Amantha Perera, with whom I spoke to on the phone around a fortnight ago on Groundviews, ran with a story on new media and its impact on shaping the news agenda in Sri Lanka on IPS today. Titled MEDIA-SRI LANKA: New Media – First With Reports On Intensifying War the story is a explores the growth and impact of JasmineNewswires (JNW), Lanka E News and Groundviews in particular.
It’s not a particularly well written or researched article, typical of so many other traditional media journalists attempting to grasp the pitfalls and potential of new media and and the gamut of technologies supporting it, but it’s a valuable first take on the nascent new media news and information services in Sri Lanka by a respected wire news agency.
I’ve reviewed and written on JNW more than once on this site and was involved in some discussions with its founder, Chamath Ariyadasa, on expanding and strengthening its services further into areas that I felt it had potential to make far more of an impact than what it has to date through just SMS based news and information dissemination. Chamath seems to have settled on SMS news services through various mobile operators, with sadly no real interest in pursuing ways through which the service, that I am a subscriber of and love, can be made more meaningful, interactive and pervasive. As I noted here:
JNW, in trying to be all things to everyone (which may have worked as a new startup) will soon begin to frustrate its subscribers with an overload of information that is mass produced and sent to everyone, with no real emphasis on the sectors they each work in.
Lanka E News, that was recently raided by the Police, is a daily staple for me. I found what it’s founder had to say interesting:
Lankaenews has carved a niche among the upstart websites due to its quick news gathering and dissemination in Sinhala (Sri Lanka’s main language together with Tamil). “I think the fact the we operate in Sinhala opened up a huge untapped audience, the Sinhala-speaking internet users who don’t have a high proficiency in English,” Lankaenews founder, Sadaruwan Seenadira, told IPS.
He told IPS that his site gets about 100,000 visits every day, a third of these are regulars. “What made the news website workable was that we developed an HTML based Sinhala font,” Seenadira said.
From the response to Vikalpa and Vikalpa Video, I can confirm that the thirst for critical analysis and commentary that questions the status quo is growing apace on the web. Lanka E News and Vikalpa however diverge in their use of fonts on the web.

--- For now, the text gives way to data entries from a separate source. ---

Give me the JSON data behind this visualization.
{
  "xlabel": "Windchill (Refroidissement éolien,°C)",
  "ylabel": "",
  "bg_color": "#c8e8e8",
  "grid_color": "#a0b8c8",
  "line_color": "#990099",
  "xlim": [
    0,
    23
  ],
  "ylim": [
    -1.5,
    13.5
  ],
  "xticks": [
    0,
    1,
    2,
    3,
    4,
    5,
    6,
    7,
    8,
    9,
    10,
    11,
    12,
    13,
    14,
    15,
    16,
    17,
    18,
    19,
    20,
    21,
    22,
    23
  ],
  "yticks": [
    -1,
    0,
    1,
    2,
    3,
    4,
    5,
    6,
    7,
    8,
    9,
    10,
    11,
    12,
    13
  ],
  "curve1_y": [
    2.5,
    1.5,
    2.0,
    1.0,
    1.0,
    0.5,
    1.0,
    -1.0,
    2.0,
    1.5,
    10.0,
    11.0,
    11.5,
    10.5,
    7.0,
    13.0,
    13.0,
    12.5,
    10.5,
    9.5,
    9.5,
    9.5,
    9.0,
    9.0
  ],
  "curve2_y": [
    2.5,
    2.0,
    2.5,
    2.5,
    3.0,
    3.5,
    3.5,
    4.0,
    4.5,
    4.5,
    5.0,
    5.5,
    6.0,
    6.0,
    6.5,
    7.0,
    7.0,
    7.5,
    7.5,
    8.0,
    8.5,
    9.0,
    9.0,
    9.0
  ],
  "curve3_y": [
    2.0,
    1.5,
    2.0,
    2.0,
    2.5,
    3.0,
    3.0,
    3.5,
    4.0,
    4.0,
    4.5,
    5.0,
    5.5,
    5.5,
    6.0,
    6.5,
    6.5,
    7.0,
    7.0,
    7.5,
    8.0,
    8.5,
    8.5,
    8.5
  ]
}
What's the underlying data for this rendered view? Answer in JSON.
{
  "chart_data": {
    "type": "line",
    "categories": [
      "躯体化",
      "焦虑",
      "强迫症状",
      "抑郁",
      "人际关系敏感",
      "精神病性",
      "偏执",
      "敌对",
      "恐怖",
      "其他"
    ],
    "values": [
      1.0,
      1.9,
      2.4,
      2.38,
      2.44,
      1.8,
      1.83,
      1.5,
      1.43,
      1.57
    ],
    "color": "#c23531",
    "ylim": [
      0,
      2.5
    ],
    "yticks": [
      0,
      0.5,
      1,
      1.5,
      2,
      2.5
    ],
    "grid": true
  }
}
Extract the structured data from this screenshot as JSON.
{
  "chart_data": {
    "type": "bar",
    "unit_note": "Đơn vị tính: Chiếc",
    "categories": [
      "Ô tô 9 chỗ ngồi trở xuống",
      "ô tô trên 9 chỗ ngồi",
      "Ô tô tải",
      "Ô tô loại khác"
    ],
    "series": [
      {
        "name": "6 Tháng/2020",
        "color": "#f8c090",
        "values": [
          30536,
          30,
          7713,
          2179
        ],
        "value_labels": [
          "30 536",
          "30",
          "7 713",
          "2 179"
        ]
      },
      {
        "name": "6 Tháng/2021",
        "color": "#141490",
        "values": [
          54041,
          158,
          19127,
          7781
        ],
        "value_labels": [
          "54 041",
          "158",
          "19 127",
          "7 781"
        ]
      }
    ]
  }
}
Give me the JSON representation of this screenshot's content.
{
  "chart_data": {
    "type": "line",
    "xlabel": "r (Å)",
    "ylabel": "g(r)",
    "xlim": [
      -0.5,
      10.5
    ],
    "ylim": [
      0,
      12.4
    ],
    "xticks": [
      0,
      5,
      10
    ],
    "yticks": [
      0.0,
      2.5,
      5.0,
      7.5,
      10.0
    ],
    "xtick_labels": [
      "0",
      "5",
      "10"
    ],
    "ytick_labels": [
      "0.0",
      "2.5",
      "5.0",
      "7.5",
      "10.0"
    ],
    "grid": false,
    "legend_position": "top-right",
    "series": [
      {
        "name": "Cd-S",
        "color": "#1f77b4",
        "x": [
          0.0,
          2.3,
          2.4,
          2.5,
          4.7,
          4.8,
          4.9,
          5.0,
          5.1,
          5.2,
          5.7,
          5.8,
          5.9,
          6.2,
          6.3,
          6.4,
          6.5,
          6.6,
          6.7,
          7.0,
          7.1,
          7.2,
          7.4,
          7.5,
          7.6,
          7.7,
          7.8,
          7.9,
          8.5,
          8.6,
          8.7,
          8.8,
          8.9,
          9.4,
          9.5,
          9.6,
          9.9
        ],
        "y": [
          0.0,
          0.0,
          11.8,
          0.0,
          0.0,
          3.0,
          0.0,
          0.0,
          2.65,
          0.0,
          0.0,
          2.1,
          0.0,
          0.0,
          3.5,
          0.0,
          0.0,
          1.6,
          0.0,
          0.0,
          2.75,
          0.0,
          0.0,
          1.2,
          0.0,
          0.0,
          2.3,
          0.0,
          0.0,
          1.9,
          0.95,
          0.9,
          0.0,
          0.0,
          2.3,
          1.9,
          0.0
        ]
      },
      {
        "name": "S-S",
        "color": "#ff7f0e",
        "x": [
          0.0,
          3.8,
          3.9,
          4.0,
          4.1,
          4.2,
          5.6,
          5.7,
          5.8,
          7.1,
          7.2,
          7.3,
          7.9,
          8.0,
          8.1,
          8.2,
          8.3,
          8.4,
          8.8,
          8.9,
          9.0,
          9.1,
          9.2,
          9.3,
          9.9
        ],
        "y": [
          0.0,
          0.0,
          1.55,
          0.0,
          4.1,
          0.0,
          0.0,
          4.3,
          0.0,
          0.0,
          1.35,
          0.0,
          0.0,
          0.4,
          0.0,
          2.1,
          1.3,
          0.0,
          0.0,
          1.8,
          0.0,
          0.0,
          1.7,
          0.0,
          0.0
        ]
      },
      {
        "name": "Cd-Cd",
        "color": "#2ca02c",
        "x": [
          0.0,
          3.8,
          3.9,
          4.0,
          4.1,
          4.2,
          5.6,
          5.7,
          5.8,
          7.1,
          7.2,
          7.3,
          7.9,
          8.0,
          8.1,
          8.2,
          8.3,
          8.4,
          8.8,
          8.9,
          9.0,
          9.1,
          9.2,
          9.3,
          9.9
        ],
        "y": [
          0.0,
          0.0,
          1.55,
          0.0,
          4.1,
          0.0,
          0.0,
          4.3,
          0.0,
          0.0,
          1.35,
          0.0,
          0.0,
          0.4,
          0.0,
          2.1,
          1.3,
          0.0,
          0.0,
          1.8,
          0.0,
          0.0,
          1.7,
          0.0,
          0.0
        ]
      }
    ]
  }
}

Vikalpa (and Groundviews before it) took a conscious decision to go with UNICODE fonts for Sinhala and Tamil. Lanka E News took another route and developed fonts of its own. The difference is that content on Vikalpa even in Sinhala and Tamil is searchable through Google, whereas content on Lanka E News (such as its archives) is simply not indexed on Google or any other search engine. UNICODE is tough – the keyboard is irascibly different, some of the characters don’t display accurately and it doesn’t work on Macs. Our decision was based on the fact that a couple of years down the line, UNICODE’s flaws would have been sorted out. It was important to us that the content we published on our sites today would be immediately and easily accessible even a few years down the line.
Sadaruwan’s statistics for the site clearly demonstrate the interest in vernacular content that mirrors the growing figures for Vikalpa as well. However, Amantha could have explained more clearly as to what “100,000 visits” a day really means.
100,000 hits is meaningless. 100,000 page views is incredible.
Vikalpa gets around 300 page views a day, a far more useful and honest metric of a site’s real readership. Groundviews stats, as of December 2007, are available here.
Email to IPS and Amantha
In an email to Amantha and IPS penned earlier today, I noted inter alia that,
… the point about stories on IDPs I made explicitly over the phone was not just that they appear more frequently on the site when compared to traditional (newsprint) media, but that they are WRITTEN and/or PRODUCED by IDPs themselves and published on the site after being translated to English. Such stories are the raison d’etre of citizen journalism and what differentiates it from occasional stories by journalists on the same issues / peoples in traditional media. The site is replete with such stories. For example:
‘I want a decent Education’ – A twelve year old’s plea
The divide between Muslims and Tamils: Perspective of an IDP
It is also the case that Groundviews, more than any other newspaper I know (web + print) has published first-hand investigative reports on the situation the embattled East and North of the country. For example, two recent and complementary narratives on the situation in the East are:
“Liberated”- A Personal Account Of Batticaloa And Ampara
I ended by saying that “… Groundviews in particular, which along with Vikalpa and Vikalpa Video are sui generis in Sri Lanka in the manner they introduced, promoted and raised the awareness of citizen journalism and a news agenda markedly more compelling and free than what traditional media offers today.”